Она уставилась на стеклянные дверцы дубового книжного шкафа у дальней стены. Там стояли только четыре книги, буквы на корешках выцвели, и их невозможно было разобрать. Что это за книги — ведь отец ничего не читает? Откуда они взялись? Четыре книги и шесть… нет, семь фарфоровых фигурок. Шеренга слоников. Розовая дама под солнечным зонтиком. Боже праведный! Пудель с мячиком на носу. Восходят ли они ко времени ее матери?
— Папа, какой была мама?
Он недоуменно поглядел на нее.
— Какой она была?
— Не знаю, — сказал он.
Она чувствовала себя такой усталой, такой сонной… У меня желтуха, думала она. А может, меня укусил зараженный комар и я заболеваю энцефалитом. А может, у меня в мозгу опухоль и после операции мне так обмотают голову бинтами, что я стану похожа на дирижабль.
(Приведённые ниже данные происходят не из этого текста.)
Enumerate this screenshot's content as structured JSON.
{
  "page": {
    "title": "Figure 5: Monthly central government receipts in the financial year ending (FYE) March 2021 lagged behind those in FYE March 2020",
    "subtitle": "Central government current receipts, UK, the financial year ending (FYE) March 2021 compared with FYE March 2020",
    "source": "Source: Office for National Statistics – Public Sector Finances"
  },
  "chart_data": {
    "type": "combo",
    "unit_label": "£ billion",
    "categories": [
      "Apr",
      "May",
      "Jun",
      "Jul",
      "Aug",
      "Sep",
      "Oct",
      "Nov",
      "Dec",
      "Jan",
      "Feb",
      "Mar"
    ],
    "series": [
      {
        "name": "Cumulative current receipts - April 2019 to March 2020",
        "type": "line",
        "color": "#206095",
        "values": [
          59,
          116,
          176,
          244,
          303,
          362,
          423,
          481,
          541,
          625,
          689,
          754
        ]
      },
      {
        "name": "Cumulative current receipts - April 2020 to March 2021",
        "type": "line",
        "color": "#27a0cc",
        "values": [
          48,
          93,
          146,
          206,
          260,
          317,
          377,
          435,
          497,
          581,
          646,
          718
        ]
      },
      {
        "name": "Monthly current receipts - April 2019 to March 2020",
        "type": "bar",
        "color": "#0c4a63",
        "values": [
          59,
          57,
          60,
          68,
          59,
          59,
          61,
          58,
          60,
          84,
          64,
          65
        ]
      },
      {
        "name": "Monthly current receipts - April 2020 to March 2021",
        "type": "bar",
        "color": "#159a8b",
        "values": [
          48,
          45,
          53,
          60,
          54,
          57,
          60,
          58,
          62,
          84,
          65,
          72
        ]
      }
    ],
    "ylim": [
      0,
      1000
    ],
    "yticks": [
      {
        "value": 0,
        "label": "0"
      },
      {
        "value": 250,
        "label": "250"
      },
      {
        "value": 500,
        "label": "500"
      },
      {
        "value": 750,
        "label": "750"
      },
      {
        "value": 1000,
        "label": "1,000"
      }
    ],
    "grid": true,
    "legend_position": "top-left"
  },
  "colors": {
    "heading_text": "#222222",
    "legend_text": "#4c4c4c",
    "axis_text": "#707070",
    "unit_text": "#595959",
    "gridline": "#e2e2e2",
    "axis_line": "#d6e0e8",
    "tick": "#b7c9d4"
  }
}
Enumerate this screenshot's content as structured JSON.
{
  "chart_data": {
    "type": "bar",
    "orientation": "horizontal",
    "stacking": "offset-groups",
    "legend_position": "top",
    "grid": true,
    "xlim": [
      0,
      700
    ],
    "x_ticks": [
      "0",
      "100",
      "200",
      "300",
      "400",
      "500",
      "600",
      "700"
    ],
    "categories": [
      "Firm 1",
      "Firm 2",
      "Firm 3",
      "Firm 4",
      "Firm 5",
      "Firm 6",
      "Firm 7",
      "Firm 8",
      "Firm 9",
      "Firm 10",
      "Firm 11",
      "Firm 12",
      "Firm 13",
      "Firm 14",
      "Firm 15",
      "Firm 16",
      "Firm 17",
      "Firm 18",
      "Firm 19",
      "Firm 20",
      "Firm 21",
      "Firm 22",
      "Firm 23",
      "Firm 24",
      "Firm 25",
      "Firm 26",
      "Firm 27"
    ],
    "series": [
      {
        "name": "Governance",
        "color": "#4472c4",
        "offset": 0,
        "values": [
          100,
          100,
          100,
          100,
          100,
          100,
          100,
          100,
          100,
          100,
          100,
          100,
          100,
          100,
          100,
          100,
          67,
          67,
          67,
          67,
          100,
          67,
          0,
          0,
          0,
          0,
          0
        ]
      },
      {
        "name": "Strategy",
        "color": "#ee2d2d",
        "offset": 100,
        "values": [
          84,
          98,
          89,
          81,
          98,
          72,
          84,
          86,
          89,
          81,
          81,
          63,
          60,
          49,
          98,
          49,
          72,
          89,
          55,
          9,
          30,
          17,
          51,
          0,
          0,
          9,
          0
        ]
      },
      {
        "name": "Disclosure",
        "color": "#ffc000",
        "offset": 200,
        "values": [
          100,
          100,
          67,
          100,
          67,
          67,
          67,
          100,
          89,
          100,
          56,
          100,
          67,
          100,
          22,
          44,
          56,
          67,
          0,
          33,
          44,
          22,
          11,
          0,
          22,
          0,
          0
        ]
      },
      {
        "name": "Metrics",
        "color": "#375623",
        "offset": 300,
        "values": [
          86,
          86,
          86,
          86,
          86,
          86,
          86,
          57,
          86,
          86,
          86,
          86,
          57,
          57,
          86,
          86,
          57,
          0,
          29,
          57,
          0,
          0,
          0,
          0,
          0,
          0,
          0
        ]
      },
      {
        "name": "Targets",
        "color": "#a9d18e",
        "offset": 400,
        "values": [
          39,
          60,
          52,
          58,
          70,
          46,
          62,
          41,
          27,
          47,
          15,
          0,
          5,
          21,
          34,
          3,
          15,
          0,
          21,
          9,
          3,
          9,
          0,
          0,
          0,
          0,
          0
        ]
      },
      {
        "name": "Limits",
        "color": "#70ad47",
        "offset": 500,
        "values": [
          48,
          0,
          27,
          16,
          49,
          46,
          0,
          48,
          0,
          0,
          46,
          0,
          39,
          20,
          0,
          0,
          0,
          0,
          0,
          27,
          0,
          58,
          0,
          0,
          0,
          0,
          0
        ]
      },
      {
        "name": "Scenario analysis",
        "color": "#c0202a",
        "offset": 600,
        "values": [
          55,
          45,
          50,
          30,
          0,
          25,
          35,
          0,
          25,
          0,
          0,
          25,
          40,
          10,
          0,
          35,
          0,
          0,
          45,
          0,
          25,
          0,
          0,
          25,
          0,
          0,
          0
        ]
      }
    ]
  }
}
— Маргарет, ты беременна? — спросила Анна.
— Откуда ты взяла?
— У тебя что-то в лице, в выражении.
Маргарет сосредоточенно нахмурилась:
— Кажется, я со всеми принимала меры.
— Теперь тебе надо будет выйти замуж, — сказала Анна. — Тебе кто-нибудь нравится? Я имею в виду, как возможный муж.
Маргарет мотнула головой.
Где-то глубоко внутри себя, у позвоночника, она ощутила движение. Трепыхание, словно рыбка. Микроскопический младенец, свернувшийся, плавающий в своей оболочке. Дракон в яйце. Взмахивает хвостом, будоражит первозданный океан.
Маргарет заглянула в лицо сестры, такое нежное, такое ясное. Как фарфоровая чашка, подумала она. Ее можно разбить вдребезги, но проникнуть внутрь невозможно. За эту глянцевитую прекрасную поверхность, за эту безмятежную целеустремленность.